Kemampuan pelaku industri hasil kehutanan berskala usaha kecil menengah menjadi perhatian. "Industri semacam ini pemain penting soal sertifikasi kayu yang ujung-ujungnya bisa berdampak ke hutan Indonesia," papar Dita Ramadhani dari Global Forest & Trade Network (GFTN), WWF-Indonesia.

Dalam hal ini, keputusan pemerintah Indonesia sangat tepat untuk mendukung sertifikasi secara kelompok (group certification). Serta memundurkan batas waktu kepemilikan sertifikasi bagi UKM sampai dengan 2015.

Menurut I Ketut Alit Wisnawa dari Divisi Organisasi dan Antarinstitusi Asosiasi Industri Permebelan dan Kerajinan Indonesia (ASMINDO), ASMINDO bekerja sama dengan WWF-Indonesia akan memfasilitasi para anggota yang seluruhnya bergerak pada bidang industri permebelan dan kerajinan tangan UKM, ditargetkan sudah mendapat SVLK pada akhir tahun 2014 ini.

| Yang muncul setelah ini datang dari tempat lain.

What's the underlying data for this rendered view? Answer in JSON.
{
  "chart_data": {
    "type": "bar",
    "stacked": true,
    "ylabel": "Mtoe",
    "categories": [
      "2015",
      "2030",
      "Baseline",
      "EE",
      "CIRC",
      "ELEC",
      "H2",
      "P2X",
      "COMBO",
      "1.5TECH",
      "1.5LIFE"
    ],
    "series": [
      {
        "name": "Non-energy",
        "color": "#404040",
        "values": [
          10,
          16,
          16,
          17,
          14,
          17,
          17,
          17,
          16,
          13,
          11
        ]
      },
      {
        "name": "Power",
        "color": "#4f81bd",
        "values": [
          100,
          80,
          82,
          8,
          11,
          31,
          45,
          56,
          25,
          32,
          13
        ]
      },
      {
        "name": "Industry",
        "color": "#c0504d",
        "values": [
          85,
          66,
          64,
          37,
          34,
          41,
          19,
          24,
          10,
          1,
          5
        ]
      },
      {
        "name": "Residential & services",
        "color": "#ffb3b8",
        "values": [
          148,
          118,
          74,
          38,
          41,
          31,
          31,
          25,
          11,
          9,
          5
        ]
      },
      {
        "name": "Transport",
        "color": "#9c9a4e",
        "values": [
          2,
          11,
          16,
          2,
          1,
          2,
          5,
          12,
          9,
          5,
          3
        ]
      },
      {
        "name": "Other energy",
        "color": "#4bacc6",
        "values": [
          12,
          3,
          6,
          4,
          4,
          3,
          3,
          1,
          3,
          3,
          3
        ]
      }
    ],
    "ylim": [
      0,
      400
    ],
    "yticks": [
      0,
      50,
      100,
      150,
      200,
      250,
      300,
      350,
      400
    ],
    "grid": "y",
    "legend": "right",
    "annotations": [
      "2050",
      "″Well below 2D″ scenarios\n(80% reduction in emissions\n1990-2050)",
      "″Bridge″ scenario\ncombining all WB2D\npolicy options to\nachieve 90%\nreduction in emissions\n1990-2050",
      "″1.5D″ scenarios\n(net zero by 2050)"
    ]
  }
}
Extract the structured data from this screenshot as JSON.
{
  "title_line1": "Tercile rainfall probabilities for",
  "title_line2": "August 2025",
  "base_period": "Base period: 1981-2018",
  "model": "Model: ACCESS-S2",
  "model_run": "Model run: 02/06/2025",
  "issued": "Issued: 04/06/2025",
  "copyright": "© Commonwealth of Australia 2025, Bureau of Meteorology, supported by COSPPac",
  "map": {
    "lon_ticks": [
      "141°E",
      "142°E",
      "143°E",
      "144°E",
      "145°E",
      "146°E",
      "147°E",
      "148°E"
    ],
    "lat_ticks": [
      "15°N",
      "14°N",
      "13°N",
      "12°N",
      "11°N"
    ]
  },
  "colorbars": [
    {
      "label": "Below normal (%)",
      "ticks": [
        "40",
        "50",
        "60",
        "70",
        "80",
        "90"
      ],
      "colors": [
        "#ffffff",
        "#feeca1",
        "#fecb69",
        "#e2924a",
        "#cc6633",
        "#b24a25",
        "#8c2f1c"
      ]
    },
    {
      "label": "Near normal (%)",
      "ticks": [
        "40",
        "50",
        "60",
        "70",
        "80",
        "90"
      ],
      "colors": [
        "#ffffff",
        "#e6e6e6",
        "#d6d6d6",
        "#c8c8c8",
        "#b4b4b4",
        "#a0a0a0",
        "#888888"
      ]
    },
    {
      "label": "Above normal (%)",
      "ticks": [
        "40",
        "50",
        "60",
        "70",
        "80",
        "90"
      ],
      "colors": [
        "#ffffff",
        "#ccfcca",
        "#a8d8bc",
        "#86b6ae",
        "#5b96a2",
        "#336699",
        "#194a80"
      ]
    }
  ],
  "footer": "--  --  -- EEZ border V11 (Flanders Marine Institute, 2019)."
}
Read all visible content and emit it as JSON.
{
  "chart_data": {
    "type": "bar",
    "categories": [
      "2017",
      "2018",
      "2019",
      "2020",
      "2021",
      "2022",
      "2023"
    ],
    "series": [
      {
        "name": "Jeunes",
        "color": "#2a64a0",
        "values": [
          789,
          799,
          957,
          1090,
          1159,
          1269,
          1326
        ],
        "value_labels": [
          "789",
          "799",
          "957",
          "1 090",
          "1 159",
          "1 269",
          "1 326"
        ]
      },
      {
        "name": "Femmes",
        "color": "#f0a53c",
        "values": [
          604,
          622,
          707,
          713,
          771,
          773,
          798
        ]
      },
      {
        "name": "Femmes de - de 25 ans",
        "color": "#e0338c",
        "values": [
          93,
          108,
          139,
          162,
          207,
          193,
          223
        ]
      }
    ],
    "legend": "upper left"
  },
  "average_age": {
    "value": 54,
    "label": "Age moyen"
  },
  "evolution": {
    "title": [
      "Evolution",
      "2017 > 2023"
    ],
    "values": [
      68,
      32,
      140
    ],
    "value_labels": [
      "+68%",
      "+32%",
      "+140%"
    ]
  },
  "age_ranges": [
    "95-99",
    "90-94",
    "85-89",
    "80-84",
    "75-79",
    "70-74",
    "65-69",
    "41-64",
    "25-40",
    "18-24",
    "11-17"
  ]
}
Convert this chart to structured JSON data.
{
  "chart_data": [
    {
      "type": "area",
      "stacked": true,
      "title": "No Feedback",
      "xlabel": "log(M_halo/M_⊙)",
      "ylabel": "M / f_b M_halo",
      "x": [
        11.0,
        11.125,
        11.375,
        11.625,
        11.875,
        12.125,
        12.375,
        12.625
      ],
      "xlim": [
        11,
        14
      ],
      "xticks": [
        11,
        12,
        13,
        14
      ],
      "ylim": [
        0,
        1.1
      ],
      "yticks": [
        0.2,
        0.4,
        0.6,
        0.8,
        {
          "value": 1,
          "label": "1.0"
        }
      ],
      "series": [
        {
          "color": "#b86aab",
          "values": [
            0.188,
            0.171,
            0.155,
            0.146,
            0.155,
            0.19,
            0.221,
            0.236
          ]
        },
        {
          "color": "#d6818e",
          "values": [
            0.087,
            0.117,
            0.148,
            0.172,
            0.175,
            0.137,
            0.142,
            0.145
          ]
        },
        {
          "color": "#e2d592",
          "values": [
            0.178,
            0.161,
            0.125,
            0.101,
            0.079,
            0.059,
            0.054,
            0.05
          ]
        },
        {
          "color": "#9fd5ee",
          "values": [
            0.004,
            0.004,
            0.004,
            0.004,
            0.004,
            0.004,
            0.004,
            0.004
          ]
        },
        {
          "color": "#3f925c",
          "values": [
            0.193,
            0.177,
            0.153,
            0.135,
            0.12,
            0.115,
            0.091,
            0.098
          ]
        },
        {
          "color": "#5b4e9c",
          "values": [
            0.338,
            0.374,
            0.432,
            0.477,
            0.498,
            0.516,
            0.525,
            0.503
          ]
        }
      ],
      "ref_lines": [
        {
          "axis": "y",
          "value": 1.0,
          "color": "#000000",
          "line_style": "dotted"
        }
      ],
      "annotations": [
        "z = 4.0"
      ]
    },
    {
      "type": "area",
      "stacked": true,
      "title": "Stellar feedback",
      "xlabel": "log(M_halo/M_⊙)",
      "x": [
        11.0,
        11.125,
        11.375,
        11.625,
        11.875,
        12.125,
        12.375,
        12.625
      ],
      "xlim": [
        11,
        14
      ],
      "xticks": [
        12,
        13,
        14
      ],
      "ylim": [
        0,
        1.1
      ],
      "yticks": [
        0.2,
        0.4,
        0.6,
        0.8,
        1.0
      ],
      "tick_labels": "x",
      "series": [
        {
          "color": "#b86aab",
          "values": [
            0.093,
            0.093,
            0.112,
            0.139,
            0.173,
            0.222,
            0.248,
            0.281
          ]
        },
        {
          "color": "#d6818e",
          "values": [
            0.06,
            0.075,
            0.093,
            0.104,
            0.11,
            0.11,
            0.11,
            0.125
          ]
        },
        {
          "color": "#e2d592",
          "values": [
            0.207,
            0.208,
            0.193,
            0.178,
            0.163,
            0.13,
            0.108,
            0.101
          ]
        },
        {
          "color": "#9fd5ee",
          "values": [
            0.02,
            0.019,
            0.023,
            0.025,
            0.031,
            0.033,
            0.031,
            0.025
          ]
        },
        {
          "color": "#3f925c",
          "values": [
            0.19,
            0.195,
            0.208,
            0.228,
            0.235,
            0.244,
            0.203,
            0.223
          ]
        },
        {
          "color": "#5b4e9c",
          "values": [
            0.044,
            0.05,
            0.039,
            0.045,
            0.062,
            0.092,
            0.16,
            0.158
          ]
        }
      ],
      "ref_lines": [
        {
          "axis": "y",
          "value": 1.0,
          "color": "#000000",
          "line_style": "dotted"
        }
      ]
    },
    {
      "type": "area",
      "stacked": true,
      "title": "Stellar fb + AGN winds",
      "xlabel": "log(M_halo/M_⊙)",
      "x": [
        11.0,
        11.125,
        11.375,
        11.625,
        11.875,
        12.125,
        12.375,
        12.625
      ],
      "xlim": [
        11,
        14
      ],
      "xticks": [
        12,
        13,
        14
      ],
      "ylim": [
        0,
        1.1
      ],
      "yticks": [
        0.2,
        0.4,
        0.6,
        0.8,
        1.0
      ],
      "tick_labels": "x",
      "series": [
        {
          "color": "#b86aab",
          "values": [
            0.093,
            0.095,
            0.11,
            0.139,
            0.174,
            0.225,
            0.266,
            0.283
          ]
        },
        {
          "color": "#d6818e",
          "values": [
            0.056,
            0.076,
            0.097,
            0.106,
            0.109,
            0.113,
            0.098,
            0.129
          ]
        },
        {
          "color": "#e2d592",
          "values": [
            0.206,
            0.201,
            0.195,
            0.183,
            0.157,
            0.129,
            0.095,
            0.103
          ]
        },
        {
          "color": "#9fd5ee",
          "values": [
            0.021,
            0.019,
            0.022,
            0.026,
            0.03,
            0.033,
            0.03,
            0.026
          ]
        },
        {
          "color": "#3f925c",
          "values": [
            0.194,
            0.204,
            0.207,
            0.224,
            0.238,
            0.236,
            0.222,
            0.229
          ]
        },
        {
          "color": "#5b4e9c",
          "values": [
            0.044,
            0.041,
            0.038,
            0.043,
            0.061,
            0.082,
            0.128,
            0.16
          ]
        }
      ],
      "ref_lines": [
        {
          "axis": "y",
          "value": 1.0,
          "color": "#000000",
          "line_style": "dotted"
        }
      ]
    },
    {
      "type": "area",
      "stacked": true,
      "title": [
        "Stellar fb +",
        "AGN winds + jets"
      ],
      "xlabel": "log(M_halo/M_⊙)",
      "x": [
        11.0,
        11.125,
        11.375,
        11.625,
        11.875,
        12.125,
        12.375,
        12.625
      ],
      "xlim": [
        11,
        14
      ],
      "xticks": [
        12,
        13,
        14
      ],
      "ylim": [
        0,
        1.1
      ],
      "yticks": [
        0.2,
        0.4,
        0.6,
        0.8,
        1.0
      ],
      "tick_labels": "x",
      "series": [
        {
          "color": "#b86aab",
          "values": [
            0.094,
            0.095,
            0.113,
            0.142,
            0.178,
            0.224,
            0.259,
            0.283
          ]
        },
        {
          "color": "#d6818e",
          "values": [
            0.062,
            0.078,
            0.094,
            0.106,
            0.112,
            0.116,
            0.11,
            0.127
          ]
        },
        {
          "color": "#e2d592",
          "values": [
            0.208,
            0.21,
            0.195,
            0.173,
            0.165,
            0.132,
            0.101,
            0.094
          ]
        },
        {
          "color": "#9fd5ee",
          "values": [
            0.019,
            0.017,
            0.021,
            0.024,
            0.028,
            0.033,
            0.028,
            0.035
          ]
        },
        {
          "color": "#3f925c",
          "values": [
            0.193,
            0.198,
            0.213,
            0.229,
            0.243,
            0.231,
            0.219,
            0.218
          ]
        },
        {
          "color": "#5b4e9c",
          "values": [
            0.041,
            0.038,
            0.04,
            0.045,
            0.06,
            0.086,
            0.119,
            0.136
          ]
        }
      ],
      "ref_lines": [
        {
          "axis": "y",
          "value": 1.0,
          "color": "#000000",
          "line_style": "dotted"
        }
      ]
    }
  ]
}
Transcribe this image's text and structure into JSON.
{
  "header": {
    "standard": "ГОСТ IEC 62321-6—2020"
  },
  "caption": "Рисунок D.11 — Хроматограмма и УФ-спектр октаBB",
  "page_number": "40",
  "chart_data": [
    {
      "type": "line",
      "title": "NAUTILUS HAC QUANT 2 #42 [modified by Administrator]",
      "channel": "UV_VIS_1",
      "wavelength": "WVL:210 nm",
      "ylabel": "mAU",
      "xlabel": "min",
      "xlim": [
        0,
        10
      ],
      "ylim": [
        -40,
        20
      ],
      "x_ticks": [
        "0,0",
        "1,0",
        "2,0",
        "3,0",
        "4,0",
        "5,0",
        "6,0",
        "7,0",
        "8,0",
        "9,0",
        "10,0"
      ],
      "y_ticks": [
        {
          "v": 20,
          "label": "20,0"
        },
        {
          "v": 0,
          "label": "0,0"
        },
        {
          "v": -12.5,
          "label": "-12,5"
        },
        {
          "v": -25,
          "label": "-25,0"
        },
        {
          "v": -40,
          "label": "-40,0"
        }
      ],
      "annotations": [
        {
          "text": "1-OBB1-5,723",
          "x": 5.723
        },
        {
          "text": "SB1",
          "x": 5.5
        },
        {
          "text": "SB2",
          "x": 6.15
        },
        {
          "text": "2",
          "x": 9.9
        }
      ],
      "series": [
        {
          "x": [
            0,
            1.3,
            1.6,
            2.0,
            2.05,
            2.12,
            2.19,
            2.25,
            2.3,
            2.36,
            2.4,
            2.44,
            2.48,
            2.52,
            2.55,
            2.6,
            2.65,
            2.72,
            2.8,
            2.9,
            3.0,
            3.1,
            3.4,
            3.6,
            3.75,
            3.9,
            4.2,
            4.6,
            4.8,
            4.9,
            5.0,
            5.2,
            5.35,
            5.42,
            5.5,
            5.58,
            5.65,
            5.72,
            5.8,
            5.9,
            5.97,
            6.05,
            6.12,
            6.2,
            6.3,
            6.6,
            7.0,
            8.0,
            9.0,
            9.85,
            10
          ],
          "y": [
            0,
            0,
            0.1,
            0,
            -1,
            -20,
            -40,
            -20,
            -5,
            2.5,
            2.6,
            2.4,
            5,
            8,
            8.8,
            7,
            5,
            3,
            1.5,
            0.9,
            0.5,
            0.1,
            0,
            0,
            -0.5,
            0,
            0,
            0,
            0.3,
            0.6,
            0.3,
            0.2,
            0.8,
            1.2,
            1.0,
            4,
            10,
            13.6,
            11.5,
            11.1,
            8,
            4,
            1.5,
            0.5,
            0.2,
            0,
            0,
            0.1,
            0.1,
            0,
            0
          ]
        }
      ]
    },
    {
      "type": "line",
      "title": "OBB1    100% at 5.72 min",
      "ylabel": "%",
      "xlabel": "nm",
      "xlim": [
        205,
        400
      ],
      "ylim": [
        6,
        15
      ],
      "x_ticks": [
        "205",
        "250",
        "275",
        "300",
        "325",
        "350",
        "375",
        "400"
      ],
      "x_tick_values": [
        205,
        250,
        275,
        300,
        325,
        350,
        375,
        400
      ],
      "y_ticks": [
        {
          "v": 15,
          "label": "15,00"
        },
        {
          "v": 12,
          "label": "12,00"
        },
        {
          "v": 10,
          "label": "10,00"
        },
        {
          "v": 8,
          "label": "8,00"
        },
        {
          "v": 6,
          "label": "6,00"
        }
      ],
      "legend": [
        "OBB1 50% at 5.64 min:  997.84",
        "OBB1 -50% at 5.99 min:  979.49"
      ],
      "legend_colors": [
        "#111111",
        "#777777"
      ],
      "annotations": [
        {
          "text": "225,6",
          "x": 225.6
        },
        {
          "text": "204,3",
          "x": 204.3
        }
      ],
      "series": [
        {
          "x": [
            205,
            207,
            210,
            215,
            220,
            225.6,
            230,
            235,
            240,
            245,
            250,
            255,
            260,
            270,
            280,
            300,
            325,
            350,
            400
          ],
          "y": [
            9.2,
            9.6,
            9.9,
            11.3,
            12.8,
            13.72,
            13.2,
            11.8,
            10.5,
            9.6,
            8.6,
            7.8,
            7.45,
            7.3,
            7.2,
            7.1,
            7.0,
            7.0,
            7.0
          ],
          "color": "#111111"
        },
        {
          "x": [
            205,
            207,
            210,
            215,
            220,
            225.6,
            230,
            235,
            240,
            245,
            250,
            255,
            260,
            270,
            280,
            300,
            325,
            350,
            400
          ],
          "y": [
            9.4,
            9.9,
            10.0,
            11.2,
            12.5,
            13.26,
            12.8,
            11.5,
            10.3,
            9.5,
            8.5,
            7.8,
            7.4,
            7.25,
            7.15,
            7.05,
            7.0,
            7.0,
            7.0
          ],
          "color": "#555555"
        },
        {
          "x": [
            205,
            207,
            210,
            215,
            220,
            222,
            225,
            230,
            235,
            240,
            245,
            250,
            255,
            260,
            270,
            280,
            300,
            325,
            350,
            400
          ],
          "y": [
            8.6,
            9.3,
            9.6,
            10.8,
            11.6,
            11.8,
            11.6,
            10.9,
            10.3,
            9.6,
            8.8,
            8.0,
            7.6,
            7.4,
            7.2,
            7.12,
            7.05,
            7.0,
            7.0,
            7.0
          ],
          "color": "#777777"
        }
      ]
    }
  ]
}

Kalangan industri mebel memang berada di garis depan. Dalam mata rantai perdagangan, mereka berhadapan langsung dengan konsumen-konsumen dunia.

SVLK menuai manfaat

Kementerian Perdagangan mencatat pangsa pasar produk kayu Uni Eropa pada 2012 senilai US$24 miliar, dengan nilai ekspor Indonesia hanya US$640 juta. Direktur Jenderal Perdagangan Luar Negeri Kementerian Perdagangan, Bachrul Chairi, menilai berlakunya SVLK sejak Januari 2013 berdampak positif bagi ekspor Indonesia ke kawasan itu.